Multipurpose shipping, traditionally, tracks behind the booms and busts of the overall economy – around 18 months or so – owing to the long-term nature of contracts signed. However, with reports of charters being signed off into 2025 for high-end tonnage and limited multipurpose newbuilding activity continuing to constrain the supply side of the equation, there is no reason to believe that rates will tank in the coming years.
There is also no indication that an influx of newbuilds will appear anytime soon. Yards are full building 7 million teu of new containership capacity, for instance. Furthermore, urgent demands for diversified energy supplies and the green energy revolution should help to alleviate a large part of the pressure that would manifest should 2023 prove to be a year of recession for some nations.
Germany-based One World Shipbrokers’ sixth market sentiment index (MSI) dipped slightly for the second time in succession – from 58.8 out of 100 in January to 58.7 in April and 57.5 in July (anything above 50 is deemed ‘positive’).
The shipbroker, which gathers forward-looking data from across the multipurpose and heavy lift shipping sector, suggested that a market correction has been expected for some time.
However, it believes that the present situation could be viewed not so much as a dip but a necessary waypoint in a longer-term growth story.
“Several respondents [to the MSI] note that summer season European/North Atlantic demand has softened, and another points to recent changes in pricing strategy at Chinese state-owned carriers creating new pricing pressure. But there is also general agreement among respondents that markets are expected to remain firm in the longer term and confidence among the cohort remains high as the chase for energy – particularly renewables, continues apace.

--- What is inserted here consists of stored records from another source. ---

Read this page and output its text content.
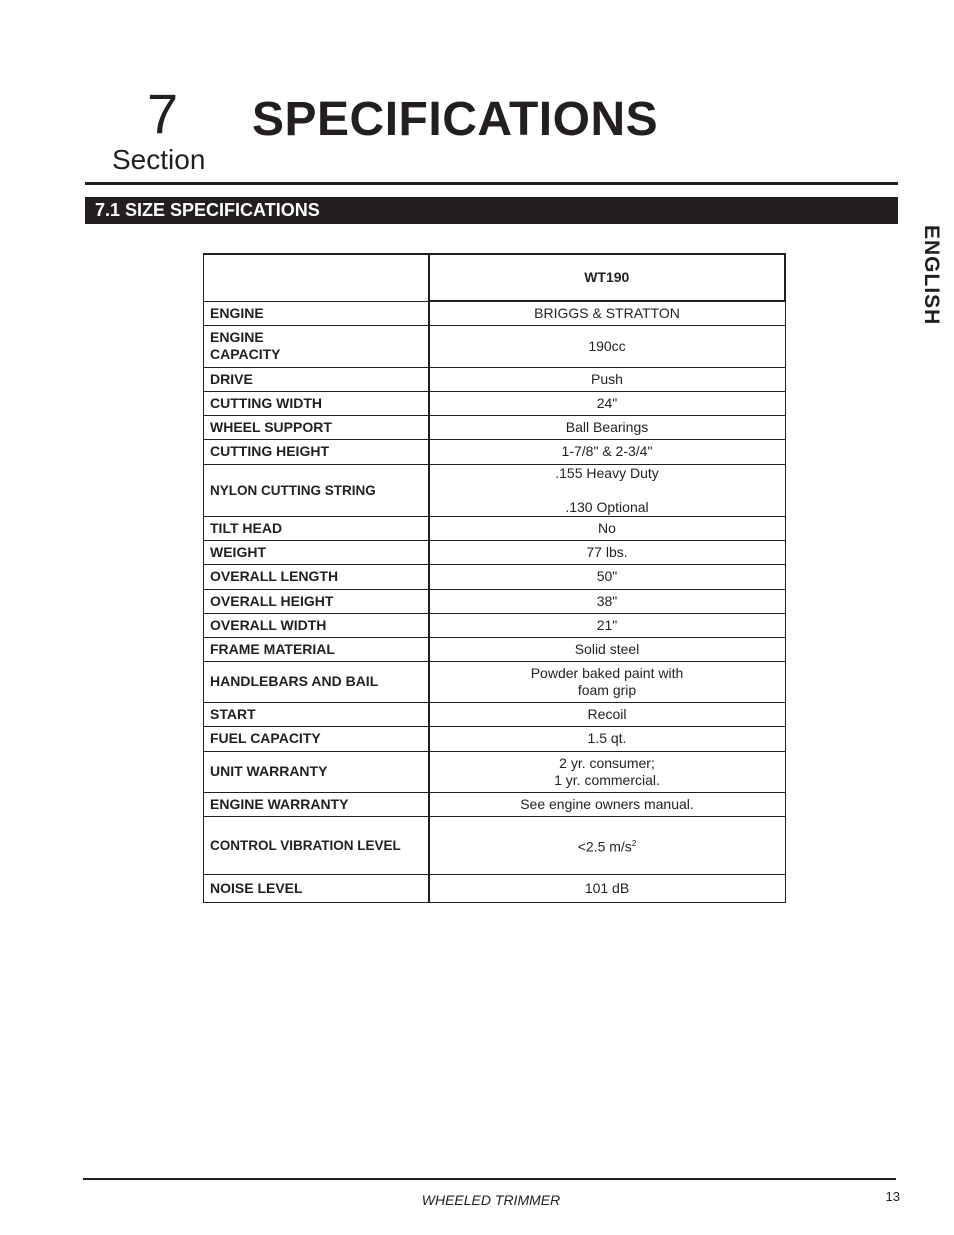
7
Section
SPECIFICATIONS
7.1 SIZE SPECIFICATIONS
ENGLISH
	WT190
ENGINE	BRIGGS & STRATTON
ENGINE
CAPACITY	190cc
DRIVE	Push
CUTTING WIDTH	24"
WHEEL SUPPORT	Ball Bearings
CUTTING HEIGHT	1-7/8" & 2-3/4"
NYLON CUTTING STRING	.155 Heavy Duty

.130 Optional
TILT HEAD	No
WEIGHT	77 lbs.
OVERALL LENGTH	50"
OVERALL HEIGHT	38"
OVERALL WIDTH	21"
FRAME MATERIAL	Solid steel
HANDLEBARS AND BAIL	Powder baked paint with
foam grip
START	Recoil
FUEL CAPACITY	1.5 qt.
UNIT WARRANTY	2 yr. consumer;
1 yr. commercial.
ENGINE WARRANTY	See engine owners manual.
CONTROL VIBRATION LEVEL	<2.5 $m/s^2$
NOISE LEVEL	101 dB
WHEELED TRIMMER	13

“Upstream oil and gas is also signalling a renaissance and will eventually pass down projects that will vie with breakbulk cargo to occupy some of the more technical vessels in the multipurpose fleet. Together with the healthy forward order books that are reported and no significant new tonnage arriving, there is reason to believe that supply will tighten going into what is usually the most active periods of the year.”
Whilst the index has fallen marginally there does appear a distinction between what is occurring now, the immediate trading environment ahead, and what is expected further in the future.
Responses to questions concerning the near term showed a tendency to be less positive than those questions reflecting the longer term. It’s not unusual for the multipurpose/ heavy lift industry to be impacted by the northern summer vacation season but coming at a time when a correction was forecast, perhaps the feeling is just a bit more muted than has been of late.
Cargo volume outlook Nevertheless, whereas the shortterm ‘cargo volume outlook’ has fallen 2.5 percent from 59.9 in the last MSI to 58.3 in this edition, carriers’ forward orderbooks, which have been lengthening consistently in the last 12 months, experienced only a very marginal drop in this survey from 60.4 in the last edition to 60 in this edition. Sentiment remains very positive for carriers in the longer term despite all the headwinds and with no significantly new tonnage arriving in the medium term and many new industrial projects in the planning, charterers it would seem are aware of the potential for a supply crunch.